During the appeal hearing, Shakibaei asked the city to provide a list of the employees who made confined space entries.

Warrington said the employees would not make entry unless they were trained; “so if they weren’t on the 2016 (training) list, they wouldn’t make entry.”

The second lot of violations pertained to blood-borne pathogen exposure program and training, as well as Hepatitis B vaccination records.

During the appeal hearing, Warrington said L&I inspectors never asked the city for its blood-borne pathogen exposure control program. She said, in the notice of appeal, the city was not asked for its documentation of employees’ Hepatitis B vaccinations, either.

However, the city has been “behind on offering these in the last couple years,” she said.

Despite the errors the city believes inspectors made in their findings, the inspection results have contributed to the city’s reevaluation of policies and procedures, Mayor Brett Gailey told the Herald.

“I think it’s important to recognize that maybe some of our policies and procedures haven’t grown with the size of the city,” he said.

The city is considering creating several new positions in public works, including a deputy director of public works to oversee safety, a surface water manager to assist in “additional oversight, workload and compliance,” and an engineering technician to collect and maintain stormwater data and initiate GIS mapping.

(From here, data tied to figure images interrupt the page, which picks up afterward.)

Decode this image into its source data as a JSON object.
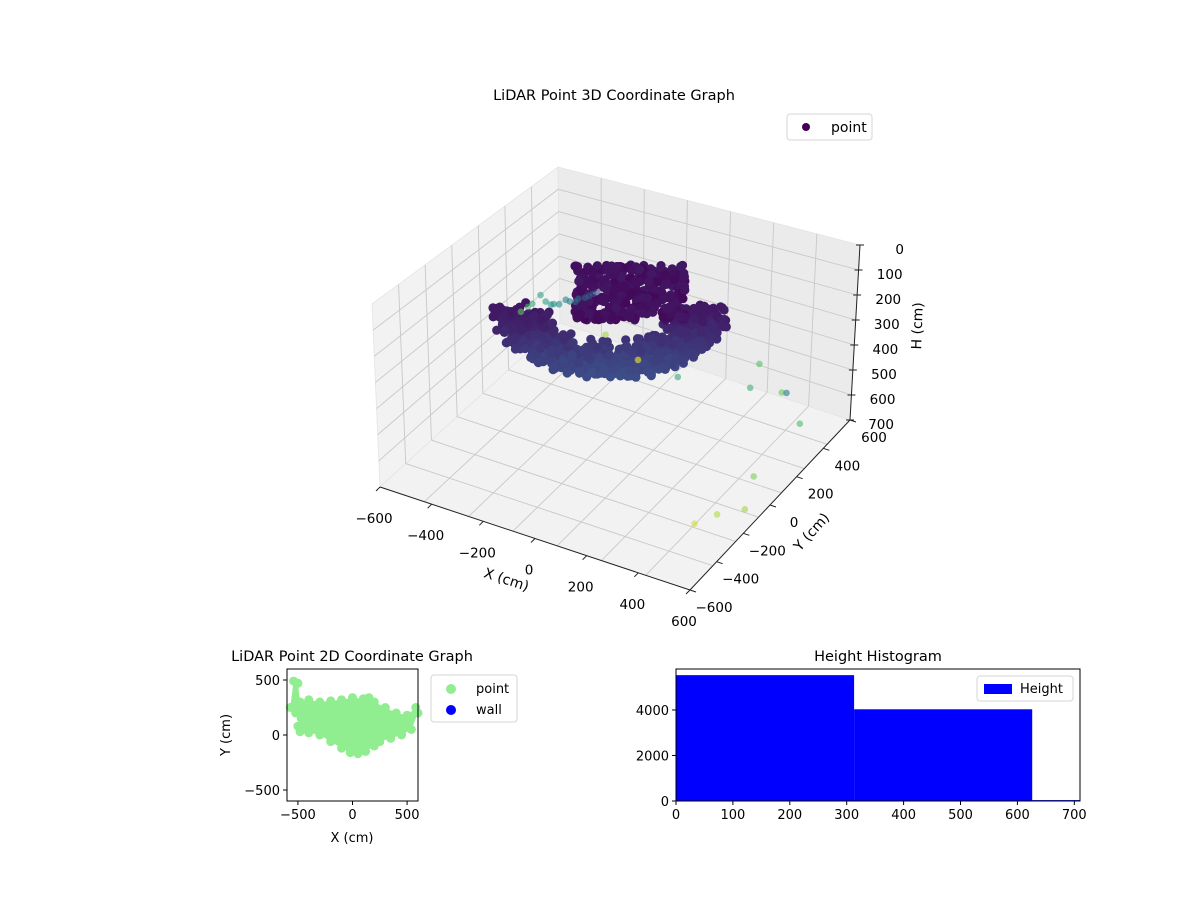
{
  "chart_data": [
    {
      "type": "scatter3d",
      "title": "LiDAR Point 3D Coordinate Graph",
      "xlabel": "X (cm)",
      "ylabel": "Y (cm)",
      "zlabel": "H (cm)",
      "xlim": [
        -600,
        600
      ],
      "ylim": [
        -600,
        600
      ],
      "zlim": [
        0,
        700
      ],
      "z_inverted": true,
      "x_ticks": [
        "−600",
        "−400",
        "−200",
        "0",
        "200",
        "400",
        "600"
      ],
      "y_ticks": [
        "−600",
        "−400",
        "−200",
        "0",
        "200",
        "400",
        "600"
      ],
      "z_ticks": [
        "0",
        "100",
        "200",
        "300",
        "400",
        "500",
        "600",
        "700"
      ],
      "legend": [
        "point"
      ],
      "legend_position": "upper right",
      "colormap": "viridis",
      "grid": true,
      "series": [
        {
          "name": "point",
          "bulk_cloud": "dense bowl-shaped cluster near the sensor, heights 0-350 cm",
          "sparse_points": [
            {
              "x": -560,
              "y": 360,
              "h": 520
            },
            {
              "x": -520,
              "y": 330,
              "h": 470
            },
            {
              "x": -490,
              "y": 300,
              "h": 430
            },
            {
              "x": -470,
              "y": 320,
              "h": 400
            },
            {
              "x": -430,
              "y": 280,
              "h": 390
            },
            {
              "x": -400,
              "y": 260,
              "h": 380
            },
            {
              "x": -380,
              "y": 240,
              "h": 360
            },
            {
              "x": -350,
              "y": 220,
              "h": 340
            },
            {
              "x": -330,
              "y": 230,
              "h": 320
            },
            {
              "x": -300,
              "y": 200,
              "h": 300
            },
            {
              "x": -270,
              "y": 180,
              "h": 280
            },
            {
              "x": -250,
              "y": 160,
              "h": 250
            },
            {
              "x": -220,
              "y": 150,
              "h": 230
            },
            {
              "x": -200,
              "y": 140,
              "h": 210
            },
            {
              "x": -180,
              "y": 130,
              "h": 190
            },
            {
              "x": -160,
              "y": 120,
              "h": 170
            },
            {
              "x": -300,
              "y": 500,
              "h": 600
            },
            {
              "x": -200,
              "y": 560,
              "h": 700
            },
            {
              "x": 300,
              "y": 480,
              "h": 500
            },
            {
              "x": 420,
              "y": 420,
              "h": 540
            },
            {
              "x": 150,
              "y": 150,
              "h": 420
            },
            {
              "x": 380,
              "y": 250,
              "h": 440
            },
            {
              "x": 600,
              "y": 200,
              "h": 480
            },
            {
              "x": 560,
              "y": -60,
              "h": 560
            },
            {
              "x": 600,
              "y": -200,
              "h": 600
            },
            {
              "x": 520,
              "y": -250,
              "h": 620
            },
            {
              "x": 460,
              "y": -300,
              "h": 650
            },
            {
              "x": 600,
              "y": 80,
              "h": 290
            }
          ]
        }
      ]
    },
    {
      "type": "scatter",
      "title": "LiDAR Point 2D Coordinate Graph",
      "xlabel": "X (cm)",
      "ylabel": "Y (cm)",
      "xlim": [
        -600,
        600
      ],
      "ylim": [
        -600,
        600
      ],
      "x_ticks": [
        "−500",
        "0",
        "500"
      ],
      "y_ticks": [
        "−500",
        "0",
        "500"
      ],
      "legend": [
        "point",
        "wall"
      ],
      "legend_position": "outside right",
      "series": [
        {
          "name": "point",
          "color": "#90ee90",
          "outline_points": [
            [
              -570,
              250
            ],
            [
              -540,
              490
            ],
            [
              -500,
              470
            ],
            [
              -480,
              300
            ],
            [
              -400,
              320
            ],
            [
              -300,
              300
            ],
            [
              -200,
              310
            ],
            [
              -100,
              320
            ],
            [
              0,
              340
            ],
            [
              100,
              330
            ],
            [
              150,
              340
            ],
            [
              200,
              300
            ],
            [
              300,
              250
            ],
            [
              400,
              200
            ],
            [
              500,
              180
            ],
            [
              580,
              250
            ],
            [
              600,
              200
            ],
            [
              540,
              50
            ],
            [
              450,
              0
            ],
            [
              350,
              -30
            ],
            [
              250,
              -60
            ],
            [
              200,
              -100
            ],
            [
              120,
              -150
            ],
            [
              50,
              -170
            ],
            [
              -20,
              -160
            ],
            [
              -100,
              -120
            ],
            [
              -200,
              -60
            ],
            [
              -300,
              0
            ],
            [
              -400,
              20
            ],
            [
              -480,
              30
            ],
            [
              -500,
              80
            ],
            [
              -470,
              150
            ],
            [
              -520,
              200
            ]
          ]
        },
        {
          "name": "wall",
          "color": "#0000ff",
          "outline_points": []
        }
      ]
    },
    {
      "type": "bar",
      "title": "Height Histogram",
      "xlabel": "",
      "ylabel": "",
      "xlim": [
        0,
        710
      ],
      "ylim": [
        0,
        5800
      ],
      "x_ticks": [
        "0",
        "100",
        "200",
        "300",
        "400",
        "500",
        "600",
        "700"
      ],
      "y_ticks": [
        "0",
        "2000",
        "4000"
      ],
      "legend": [
        "Height"
      ],
      "legend_position": "upper right",
      "color": "#0000ff",
      "bins": [
        {
          "start": 0,
          "end": 313,
          "count": 5530
        },
        {
          "start": 313,
          "end": 626,
          "count": 4030
        },
        {
          "start": 626,
          "end": 710,
          "count": 40
        }
      ]
    }
  ]
}
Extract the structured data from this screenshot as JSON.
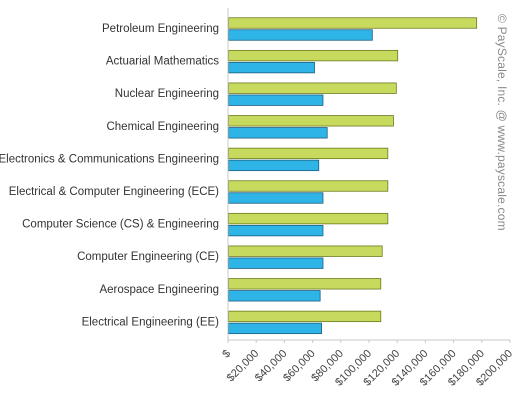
{
  "credit": "© PayScale, Inc. @ www.payscale.com",
  "colors": {
    "series_mid_career": "#c8da5e",
    "series_mid_career_stroke": "#6b7a1e",
    "series_starting": "#2eb4e6",
    "series_starting_stroke": "#1b5f80",
    "axis": "#c8c8c8"
  },
  "chart_data": {
    "type": "bar",
    "orientation": "horizontal",
    "title": "",
    "xlabel": "",
    "ylabel": "",
    "xlim": [
      0,
      200000
    ],
    "grid": false,
    "legend": "none",
    "categories": [
      "Petroleum Engineering",
      "Actuarial Mathematics",
      "Nuclear Engineering",
      "Chemical Engineering",
      "Electronics & Communications Engineering",
      "Electrical & Computer Engineering (ECE)",
      "Computer Science (CS) & Engineering",
      "Computer Engineering (CE)",
      "Aerospace Engineering",
      "Electrical Engineering (EE)"
    ],
    "x_ticks": [
      "$",
      "$20,000",
      "$40,000",
      "$60,000",
      "$80,000",
      "$100,000",
      "$120,000",
      "$140,000",
      "$160,000",
      "$180,000",
      "$200,000"
    ],
    "x_tick_values": [
      0,
      20000,
      40000,
      60000,
      80000,
      100000,
      120000,
      140000,
      160000,
      180000,
      200000
    ],
    "series": [
      {
        "values": [
          176000,
          120000,
          119000,
          117000,
          113000,
          113000,
          113000,
          109000,
          108000,
          108000
        ]
      },
      {
        "values": [
          102000,
          61000,
          67000,
          70000,
          64000,
          67000,
          67000,
          67000,
          65000,
          66000
        ]
      }
    ]
  }
}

The city recently hired a storm supervisor and city engineer.

Next, Gailey said, he hopes the city can begin working toward accreditation through the American Public Works Association. Only five cities in Washington are accredited through the association.

Brown said the city has a long way to go.

”I would actually describe it as toxic workplace culture,” she said. “Because of that, I think there’s a focus on — I think the city believes that their biggest problem is disgruntled workers. Employers have to be willing to be challenged by their employees. I think that attitude about ‘You work for me; You shouldn’t question me’ is an impediment to building a workplace culture where people feel empowered to speak up, not just for safety, but for a host of other issues.”